En muchas partes del mundo los jueces se han convertido en un obstáculo para quienes gobiernan. Es un fenómeno que el World Justice Project en su informe de 2024 liberado apenas en octubre pasado, señala como continuo desde siete años atrás.

El informe del pasado octubre afirma que el imperio de la ley, el Estado de Derecho, se había debilitado en el 57 por ciento de los 142 países que monitorea la organización sin fines de lucro que elabora el informe.

Para cuando se difunda el nuevo reporte, el de este año, es muy posible que ese porcentaje crezca, pues Estados Unidos parece que se suma a las naciones donde los jueces son vistos como enemigos.

Varias acciones de la actual Casa Blanca han sido detenidas por jueces, despertando el enojo del habitante de la Oficina Oval y varios de sus colaboradores, pero el que ha llegado a niveles inéditos en la historia judicial estadunidense es el rechazo, burla incluida, a detener la deportación de un grupo de venezolanos.

“¡Demasiado tarde!”, escribió el primer amigo presidencial, Elon Musk, en referencia a que uno de los aviones que transportaban a esos deportados, ya estaba prácticamente aterrizando en El Salvador, país que por una módica suma se ha prestado a recibir a personas privadas de su libertad en Estados Unidos.

Pero el mandatario dio un paso más allá de los meros oídos sordos a la determinación judicial, al pedir la destitución del juez James Boasberg, del Tribunal Federal de Distrito con sede en Washington, que había dado la orden de detener la deportación.

“Durante más de dos siglos, se ha establecido que la destitución no es una respuesta adecuada al desacuerdo sobre una decisión judicial. El proceso normal de revisión en apelación existe para ese fin”, dijo el presidente de la Suprema Corte de Justicia estadunidense, John Roberts, considerado de tendencia conservadora, es decir, cercano ideológicamente a Trump.

Entre los “argumentos” que luego en un mensaje de redes sociales el mandatario dio para exigir la destitución del juez Boasberg, se encuentra que éste no fue elegido como sí lo fue Trump, y en consecuencia no había ganado el voto popular, que Trump sí logró.
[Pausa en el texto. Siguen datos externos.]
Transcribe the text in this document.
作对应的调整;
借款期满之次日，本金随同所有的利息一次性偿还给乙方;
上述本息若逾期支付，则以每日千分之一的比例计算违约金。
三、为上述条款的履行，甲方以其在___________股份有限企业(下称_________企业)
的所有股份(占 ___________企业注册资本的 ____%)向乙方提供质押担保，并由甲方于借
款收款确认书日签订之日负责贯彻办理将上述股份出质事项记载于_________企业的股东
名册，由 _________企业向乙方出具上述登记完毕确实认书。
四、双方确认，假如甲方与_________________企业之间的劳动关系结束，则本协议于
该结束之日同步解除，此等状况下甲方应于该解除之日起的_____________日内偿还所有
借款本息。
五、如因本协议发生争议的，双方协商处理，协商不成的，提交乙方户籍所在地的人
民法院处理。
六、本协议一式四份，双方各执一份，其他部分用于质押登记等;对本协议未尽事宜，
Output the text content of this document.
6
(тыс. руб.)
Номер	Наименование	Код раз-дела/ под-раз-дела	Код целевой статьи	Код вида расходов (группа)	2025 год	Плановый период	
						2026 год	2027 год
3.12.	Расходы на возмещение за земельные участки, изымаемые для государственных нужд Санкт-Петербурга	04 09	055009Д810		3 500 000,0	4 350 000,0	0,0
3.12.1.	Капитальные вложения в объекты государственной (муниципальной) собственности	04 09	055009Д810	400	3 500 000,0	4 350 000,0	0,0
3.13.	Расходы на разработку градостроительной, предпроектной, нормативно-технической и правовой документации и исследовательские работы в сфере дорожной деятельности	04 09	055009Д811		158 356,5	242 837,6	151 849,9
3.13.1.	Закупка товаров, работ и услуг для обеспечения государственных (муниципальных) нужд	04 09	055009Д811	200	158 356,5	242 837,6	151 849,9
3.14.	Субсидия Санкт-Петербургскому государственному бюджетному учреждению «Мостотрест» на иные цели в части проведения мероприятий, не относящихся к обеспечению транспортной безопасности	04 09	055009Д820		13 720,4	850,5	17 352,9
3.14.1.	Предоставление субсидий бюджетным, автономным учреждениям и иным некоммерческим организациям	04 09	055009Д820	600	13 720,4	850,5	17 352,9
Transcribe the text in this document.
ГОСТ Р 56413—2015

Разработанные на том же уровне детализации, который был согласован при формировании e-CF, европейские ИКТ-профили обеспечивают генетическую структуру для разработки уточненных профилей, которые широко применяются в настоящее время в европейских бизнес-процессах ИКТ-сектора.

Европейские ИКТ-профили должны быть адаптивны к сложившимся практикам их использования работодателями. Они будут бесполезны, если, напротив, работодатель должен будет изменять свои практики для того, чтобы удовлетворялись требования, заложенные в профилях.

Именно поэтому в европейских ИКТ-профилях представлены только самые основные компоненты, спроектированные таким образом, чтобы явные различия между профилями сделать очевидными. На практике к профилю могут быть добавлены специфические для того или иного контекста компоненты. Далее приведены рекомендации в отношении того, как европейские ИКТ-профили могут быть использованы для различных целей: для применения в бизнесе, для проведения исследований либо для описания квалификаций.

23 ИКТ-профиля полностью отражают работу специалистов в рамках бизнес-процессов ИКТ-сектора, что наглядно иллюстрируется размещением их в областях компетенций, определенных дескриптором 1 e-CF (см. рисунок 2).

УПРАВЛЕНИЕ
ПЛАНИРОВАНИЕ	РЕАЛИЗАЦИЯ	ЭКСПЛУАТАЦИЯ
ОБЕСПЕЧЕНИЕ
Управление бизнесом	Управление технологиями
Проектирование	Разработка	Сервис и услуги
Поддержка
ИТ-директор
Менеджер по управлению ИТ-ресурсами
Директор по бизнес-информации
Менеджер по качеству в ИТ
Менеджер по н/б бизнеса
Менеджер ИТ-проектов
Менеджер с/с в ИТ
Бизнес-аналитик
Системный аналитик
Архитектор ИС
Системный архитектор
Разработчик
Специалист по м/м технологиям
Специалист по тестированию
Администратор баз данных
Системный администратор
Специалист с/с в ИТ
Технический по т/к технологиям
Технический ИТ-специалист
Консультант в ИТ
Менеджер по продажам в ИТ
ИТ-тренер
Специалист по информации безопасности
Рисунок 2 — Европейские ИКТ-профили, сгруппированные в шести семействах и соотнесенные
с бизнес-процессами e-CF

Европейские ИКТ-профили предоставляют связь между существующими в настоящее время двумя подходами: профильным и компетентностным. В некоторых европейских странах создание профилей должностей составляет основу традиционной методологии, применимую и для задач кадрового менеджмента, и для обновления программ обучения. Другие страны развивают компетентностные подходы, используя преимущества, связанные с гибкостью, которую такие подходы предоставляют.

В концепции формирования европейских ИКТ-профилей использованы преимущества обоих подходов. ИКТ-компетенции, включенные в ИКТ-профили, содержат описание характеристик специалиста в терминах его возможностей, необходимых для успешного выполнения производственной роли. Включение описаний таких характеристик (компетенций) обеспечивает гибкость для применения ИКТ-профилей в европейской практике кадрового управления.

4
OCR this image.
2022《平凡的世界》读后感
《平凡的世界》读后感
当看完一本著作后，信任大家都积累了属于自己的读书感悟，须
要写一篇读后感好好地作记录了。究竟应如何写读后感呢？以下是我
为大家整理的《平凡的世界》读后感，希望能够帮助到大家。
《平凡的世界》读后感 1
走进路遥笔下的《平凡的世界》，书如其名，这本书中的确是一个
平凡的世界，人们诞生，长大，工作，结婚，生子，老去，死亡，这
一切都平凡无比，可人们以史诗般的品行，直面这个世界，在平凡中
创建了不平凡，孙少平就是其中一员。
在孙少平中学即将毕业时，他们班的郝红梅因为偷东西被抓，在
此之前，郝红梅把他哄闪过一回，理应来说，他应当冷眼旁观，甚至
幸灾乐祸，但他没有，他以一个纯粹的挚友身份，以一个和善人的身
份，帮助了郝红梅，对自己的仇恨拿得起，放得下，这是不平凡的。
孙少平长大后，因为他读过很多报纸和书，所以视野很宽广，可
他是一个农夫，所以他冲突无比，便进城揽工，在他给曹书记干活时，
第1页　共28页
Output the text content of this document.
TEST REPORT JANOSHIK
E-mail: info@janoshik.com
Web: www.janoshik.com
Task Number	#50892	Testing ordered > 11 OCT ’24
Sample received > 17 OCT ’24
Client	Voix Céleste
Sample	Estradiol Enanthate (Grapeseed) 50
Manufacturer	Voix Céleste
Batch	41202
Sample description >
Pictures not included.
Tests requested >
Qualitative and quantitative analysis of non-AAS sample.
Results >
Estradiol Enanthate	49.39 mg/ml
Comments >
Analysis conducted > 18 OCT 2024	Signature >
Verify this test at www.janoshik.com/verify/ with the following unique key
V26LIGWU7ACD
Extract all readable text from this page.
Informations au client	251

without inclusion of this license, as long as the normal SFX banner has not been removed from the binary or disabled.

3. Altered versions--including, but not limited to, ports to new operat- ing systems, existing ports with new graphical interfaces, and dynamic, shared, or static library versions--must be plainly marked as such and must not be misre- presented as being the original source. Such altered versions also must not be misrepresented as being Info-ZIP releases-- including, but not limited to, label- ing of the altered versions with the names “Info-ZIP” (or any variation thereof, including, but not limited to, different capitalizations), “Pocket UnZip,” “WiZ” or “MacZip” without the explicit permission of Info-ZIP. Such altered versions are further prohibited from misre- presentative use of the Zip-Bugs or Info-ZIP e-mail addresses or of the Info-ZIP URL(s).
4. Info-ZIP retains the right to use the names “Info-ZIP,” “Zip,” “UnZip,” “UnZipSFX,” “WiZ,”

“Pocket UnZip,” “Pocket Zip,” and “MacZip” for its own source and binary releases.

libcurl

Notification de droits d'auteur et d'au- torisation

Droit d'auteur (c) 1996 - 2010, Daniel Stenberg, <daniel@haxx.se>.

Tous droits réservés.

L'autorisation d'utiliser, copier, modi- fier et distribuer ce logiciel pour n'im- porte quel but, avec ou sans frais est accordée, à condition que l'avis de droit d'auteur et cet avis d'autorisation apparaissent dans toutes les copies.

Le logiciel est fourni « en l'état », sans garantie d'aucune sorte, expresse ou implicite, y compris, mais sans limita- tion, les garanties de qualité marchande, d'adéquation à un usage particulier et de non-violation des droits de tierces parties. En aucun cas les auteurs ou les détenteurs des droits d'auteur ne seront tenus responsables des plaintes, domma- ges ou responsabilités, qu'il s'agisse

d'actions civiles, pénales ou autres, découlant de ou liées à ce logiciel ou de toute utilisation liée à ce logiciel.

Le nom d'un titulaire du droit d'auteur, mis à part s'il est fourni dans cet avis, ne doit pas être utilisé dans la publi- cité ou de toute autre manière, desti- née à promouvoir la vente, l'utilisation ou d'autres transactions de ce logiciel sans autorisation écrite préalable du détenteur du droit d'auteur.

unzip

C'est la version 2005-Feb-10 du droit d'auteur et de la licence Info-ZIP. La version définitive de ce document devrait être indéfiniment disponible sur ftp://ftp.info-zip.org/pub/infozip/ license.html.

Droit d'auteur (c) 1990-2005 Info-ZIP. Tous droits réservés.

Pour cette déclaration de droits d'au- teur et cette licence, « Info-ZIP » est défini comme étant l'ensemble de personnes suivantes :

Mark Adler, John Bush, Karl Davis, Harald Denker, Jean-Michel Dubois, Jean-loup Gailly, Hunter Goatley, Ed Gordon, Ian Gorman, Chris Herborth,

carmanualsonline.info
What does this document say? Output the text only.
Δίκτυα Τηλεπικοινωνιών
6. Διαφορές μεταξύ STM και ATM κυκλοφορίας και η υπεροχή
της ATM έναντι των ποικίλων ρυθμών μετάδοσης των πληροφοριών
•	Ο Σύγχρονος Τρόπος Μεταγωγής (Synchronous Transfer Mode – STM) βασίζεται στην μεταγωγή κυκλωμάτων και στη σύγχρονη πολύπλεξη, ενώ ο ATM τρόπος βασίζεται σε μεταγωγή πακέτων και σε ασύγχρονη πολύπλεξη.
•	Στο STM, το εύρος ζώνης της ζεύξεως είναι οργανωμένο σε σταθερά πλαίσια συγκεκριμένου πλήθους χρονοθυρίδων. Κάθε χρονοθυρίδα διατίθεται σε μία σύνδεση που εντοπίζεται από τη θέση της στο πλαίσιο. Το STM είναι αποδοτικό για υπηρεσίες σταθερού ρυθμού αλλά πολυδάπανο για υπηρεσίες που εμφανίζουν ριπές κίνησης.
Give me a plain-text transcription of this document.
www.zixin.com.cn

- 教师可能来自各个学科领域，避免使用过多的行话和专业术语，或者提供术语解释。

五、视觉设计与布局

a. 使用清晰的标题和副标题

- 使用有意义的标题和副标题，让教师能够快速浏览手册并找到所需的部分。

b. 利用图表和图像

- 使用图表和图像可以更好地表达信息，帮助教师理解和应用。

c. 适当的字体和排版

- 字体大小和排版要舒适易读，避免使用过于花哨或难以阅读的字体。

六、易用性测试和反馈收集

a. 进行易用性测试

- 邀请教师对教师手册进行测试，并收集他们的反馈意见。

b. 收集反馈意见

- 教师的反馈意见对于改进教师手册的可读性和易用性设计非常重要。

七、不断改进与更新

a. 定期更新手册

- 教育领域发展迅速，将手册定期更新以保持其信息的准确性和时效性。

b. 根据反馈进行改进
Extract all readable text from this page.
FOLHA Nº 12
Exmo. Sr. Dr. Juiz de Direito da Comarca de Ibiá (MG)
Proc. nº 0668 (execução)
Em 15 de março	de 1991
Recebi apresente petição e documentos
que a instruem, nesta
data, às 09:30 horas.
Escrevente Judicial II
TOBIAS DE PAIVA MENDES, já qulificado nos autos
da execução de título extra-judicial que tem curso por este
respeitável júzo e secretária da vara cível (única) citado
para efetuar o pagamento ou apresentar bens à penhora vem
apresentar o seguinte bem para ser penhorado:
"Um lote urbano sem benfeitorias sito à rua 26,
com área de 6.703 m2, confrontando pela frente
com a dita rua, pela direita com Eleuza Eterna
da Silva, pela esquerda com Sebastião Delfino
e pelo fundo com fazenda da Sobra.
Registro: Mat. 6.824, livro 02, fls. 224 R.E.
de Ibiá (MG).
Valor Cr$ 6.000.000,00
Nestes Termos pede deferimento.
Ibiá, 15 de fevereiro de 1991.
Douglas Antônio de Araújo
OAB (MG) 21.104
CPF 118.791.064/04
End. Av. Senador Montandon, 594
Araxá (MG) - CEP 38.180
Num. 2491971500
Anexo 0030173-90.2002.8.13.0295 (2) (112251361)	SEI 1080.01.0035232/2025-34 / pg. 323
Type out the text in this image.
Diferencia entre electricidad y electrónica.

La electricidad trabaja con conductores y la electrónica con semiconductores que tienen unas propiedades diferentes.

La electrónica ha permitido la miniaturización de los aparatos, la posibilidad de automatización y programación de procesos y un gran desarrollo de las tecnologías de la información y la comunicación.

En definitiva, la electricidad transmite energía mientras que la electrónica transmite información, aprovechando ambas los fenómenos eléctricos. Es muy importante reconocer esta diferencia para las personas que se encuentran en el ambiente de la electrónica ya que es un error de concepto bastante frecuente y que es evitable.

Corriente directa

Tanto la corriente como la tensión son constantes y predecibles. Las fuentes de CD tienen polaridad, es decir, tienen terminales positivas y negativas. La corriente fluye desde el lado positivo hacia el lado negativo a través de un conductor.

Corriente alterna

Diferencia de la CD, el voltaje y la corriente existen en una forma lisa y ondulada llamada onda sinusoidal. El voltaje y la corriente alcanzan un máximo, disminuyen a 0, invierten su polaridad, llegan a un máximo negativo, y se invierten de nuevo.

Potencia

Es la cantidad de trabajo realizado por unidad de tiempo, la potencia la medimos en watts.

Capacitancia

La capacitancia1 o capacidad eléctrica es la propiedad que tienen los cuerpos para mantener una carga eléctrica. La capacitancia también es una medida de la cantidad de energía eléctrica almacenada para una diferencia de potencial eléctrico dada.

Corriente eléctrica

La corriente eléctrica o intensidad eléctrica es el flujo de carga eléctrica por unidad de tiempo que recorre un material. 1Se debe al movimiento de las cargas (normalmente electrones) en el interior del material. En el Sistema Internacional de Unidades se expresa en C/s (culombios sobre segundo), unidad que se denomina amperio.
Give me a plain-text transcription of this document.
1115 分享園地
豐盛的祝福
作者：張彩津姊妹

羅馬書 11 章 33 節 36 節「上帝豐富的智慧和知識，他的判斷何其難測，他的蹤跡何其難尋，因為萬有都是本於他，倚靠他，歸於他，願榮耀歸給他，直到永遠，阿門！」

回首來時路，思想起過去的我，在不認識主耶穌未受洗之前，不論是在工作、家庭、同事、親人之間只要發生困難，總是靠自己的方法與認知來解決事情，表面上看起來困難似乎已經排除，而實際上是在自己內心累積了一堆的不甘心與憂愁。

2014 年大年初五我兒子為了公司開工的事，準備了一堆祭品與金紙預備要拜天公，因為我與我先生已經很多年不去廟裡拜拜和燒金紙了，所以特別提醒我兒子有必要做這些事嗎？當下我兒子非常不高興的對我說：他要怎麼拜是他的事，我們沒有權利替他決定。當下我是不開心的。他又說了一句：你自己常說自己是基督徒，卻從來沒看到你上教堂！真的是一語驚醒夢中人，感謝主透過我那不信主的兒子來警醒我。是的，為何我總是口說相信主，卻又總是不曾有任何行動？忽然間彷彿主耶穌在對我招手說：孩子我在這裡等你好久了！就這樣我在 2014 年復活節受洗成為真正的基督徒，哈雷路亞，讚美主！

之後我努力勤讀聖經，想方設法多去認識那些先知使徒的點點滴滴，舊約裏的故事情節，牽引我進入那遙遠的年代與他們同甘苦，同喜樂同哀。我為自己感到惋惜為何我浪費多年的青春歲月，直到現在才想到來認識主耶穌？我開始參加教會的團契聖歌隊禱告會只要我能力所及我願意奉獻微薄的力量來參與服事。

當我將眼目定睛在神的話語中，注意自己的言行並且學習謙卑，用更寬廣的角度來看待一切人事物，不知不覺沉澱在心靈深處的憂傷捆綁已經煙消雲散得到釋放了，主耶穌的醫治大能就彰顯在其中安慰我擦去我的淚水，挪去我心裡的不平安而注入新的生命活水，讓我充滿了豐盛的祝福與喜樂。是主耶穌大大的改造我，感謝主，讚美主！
Lo que sucede en Estados Unidos dista mucho de ser nuevo a nivel mundial. Lleva años sucediendo en Hungría, en Turquía, en Israel, con manifestaciones diferentes pero con el común denominador de que quienes gobiernan rechazan que el poder judicial los cuestione y frene o limite sus decisiones.

En la disputa judicial estadunidense existen otros elementos que no son bromas ni anécdotas: las deportaciones fueron hechas bajo el amparo de una ley de guerra con más de 200 años de antigüedad ¿es valido?

Las personas privadas de la libertad fueron enviadas a un tercer país, en este caso, a El Salvador que se ha convertido así en una cárcel más de Estados Unidos.

Y la defensa de esas decisiones fueron realizadas por varios funcionarios de Trump en tono altisonante, con ataques y burlas, muy lejos del respeto que debe de haber entre poderes del Estado.

Como ya se dijo, lo anterior no es exclusivo de Estados Unidos, sino que es una tendencia que lleva años registrándose y que forma parte de la crisis de la democracia, la cual ha sido documentada desde hace varios años y entre otros rasgos, consiste en la decepción de los ciudadanos por no ver atendidas sus necesidades en los sistemas democráticos.

Debe pensarse si al tirar por la borda la división de poderes o la vigilancia y limitación al poder de quienes fueron electos, los ciudadanos vamos a obtener lo que queremos o en poco tiempo veremos que se está en peores condiciones pero salir de esa nueva situación va a costar mucho más que las insatisfacciones que deja la democracia.